Entering edit mode
3.8 years ago
Kai_Qi
▴
130
I have got a file containing the coordinates of alternatively spliced exon/Intron. Now I want to get the position of these intron/exons. To be specific: how many are located in 5UTR/CDS/3UTR?
Any advice or recommended manual is appreciated.
Exons include UTRs and CDS. If you're looking for co-ordinates per feature, you may want to download the GTF file from GENCODE and look for those features:
See an example entry:
Thank you for your reply. For example, I have a list of intron that is retained in the transcript after analyzing. Now I want to get the distribution of these introns among 5UTR/CDS/3UTR.
For your reply, my understanding is that I merge the files I got with the GTF files so that I will get where are these coordinates located?

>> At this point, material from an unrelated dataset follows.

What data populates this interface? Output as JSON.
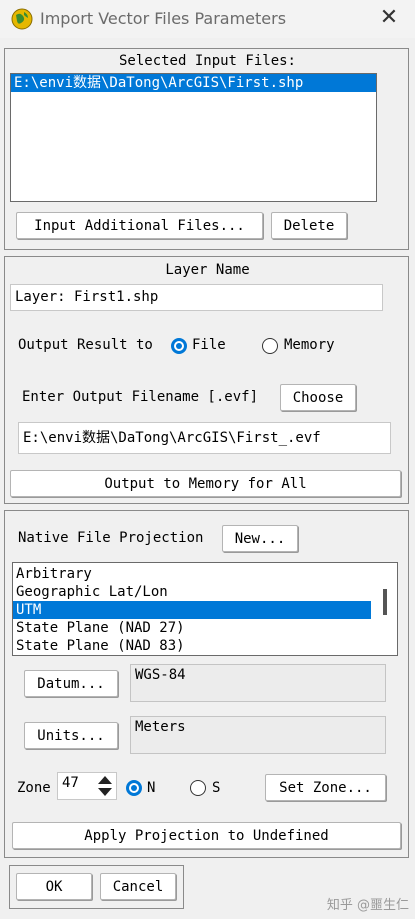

I would not call it "merge", it's more of a lookup operation, but yes, you will need to use the GTF dataset to get the information you need. The exact steps you will need to take will depend on your data and you are in the best position to figure out the specifics.

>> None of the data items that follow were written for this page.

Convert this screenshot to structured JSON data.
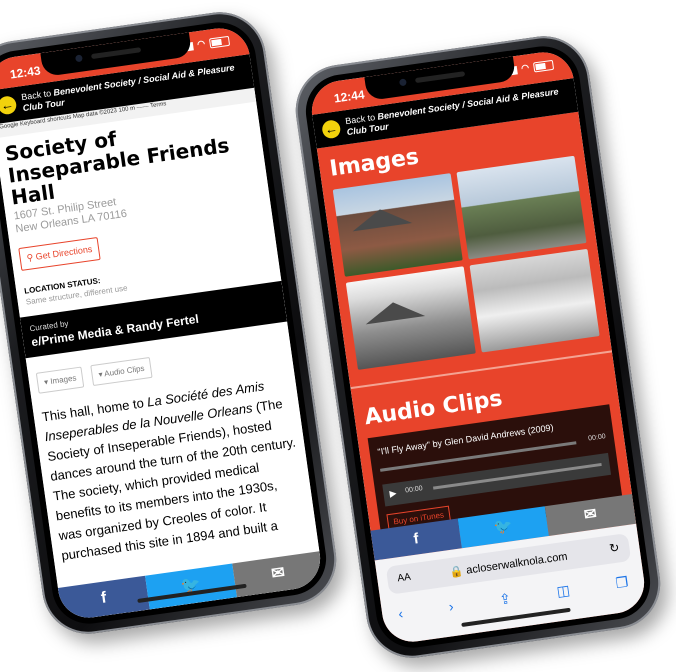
{
  "phone1": {
    "time": "12:43",
    "back_prefix": "Back to ",
    "back_link": "Benevolent Society / Social Aid & Pleasure Club Tour",
    "map_strip": "Google  Keyboard shortcuts   Map data ©2023   100 m ⎯⎯⎯⎯   Terms",
    "title": "Society of Inseparable Friends Hall",
    "address_line1": "1607 St. Philip Street",
    "address_line2": "New Orleans LA 70116",
    "directions_label": "Get Directions",
    "location_status_label": "LOCATION STATUS:",
    "location_status_value": "Same structure, different use",
    "curated_label": "Curated by",
    "curated_value": "e/Prime Media & Randy Fertel",
    "pill_images": "Images",
    "pill_audio": "Audio Clips",
    "body_pre": "This hall, home to ",
    "body_italic": "La Société des Amis Inseperables de la Nouvelle Orleans",
    "body_post": " (The Society of Inseperable Friends), hosted dances around the turn of the 20th century. The society, which provided medical benefits to its members into the 1930s, was organized by Creoles of color. It purchased this site in 1894 and built a",
    "share": {
      "facebook": "f",
      "twitter": "🐦",
      "email": "✉"
    }
  },
  "phone2": {
    "time": "12:44",
    "back_prefix": "Back to ",
    "back_link": "Benevolent Society / Social Aid & Pleasure Club Tour",
    "images_heading": "Images",
    "audio_heading": "Audio Clips",
    "audio_title": "\"I'll Fly Away\" by Glen David Andrews (2009)",
    "track_time": "00:00",
    "player_time": "00:00",
    "buy_label": "Buy on iTunes",
    "share": {
      "facebook": "f",
      "twitter": "🐦",
      "email": "✉"
    },
    "browser": {
      "aa": "AA",
      "host": "acloserwalknola.com",
      "reload": "↻"
    }
  },
  "colors": {
    "accent": "#e8442b",
    "facebook": "#3b5998",
    "twitter": "#1da1f2",
    "email": "#777777"
  }
}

I have generated the bed files for 5UTR/3UTR/CDS. It looks that they are all exon regions. Under this circumstances, though I have a bed file for my intron, but how can I do intersect with bedtools intersect?
You could go with the approach that whatever's not an exon is an intron, and use some sort of complement option.
Thanks! I think maybe I can use my coordinates to add 1 and do the intersect.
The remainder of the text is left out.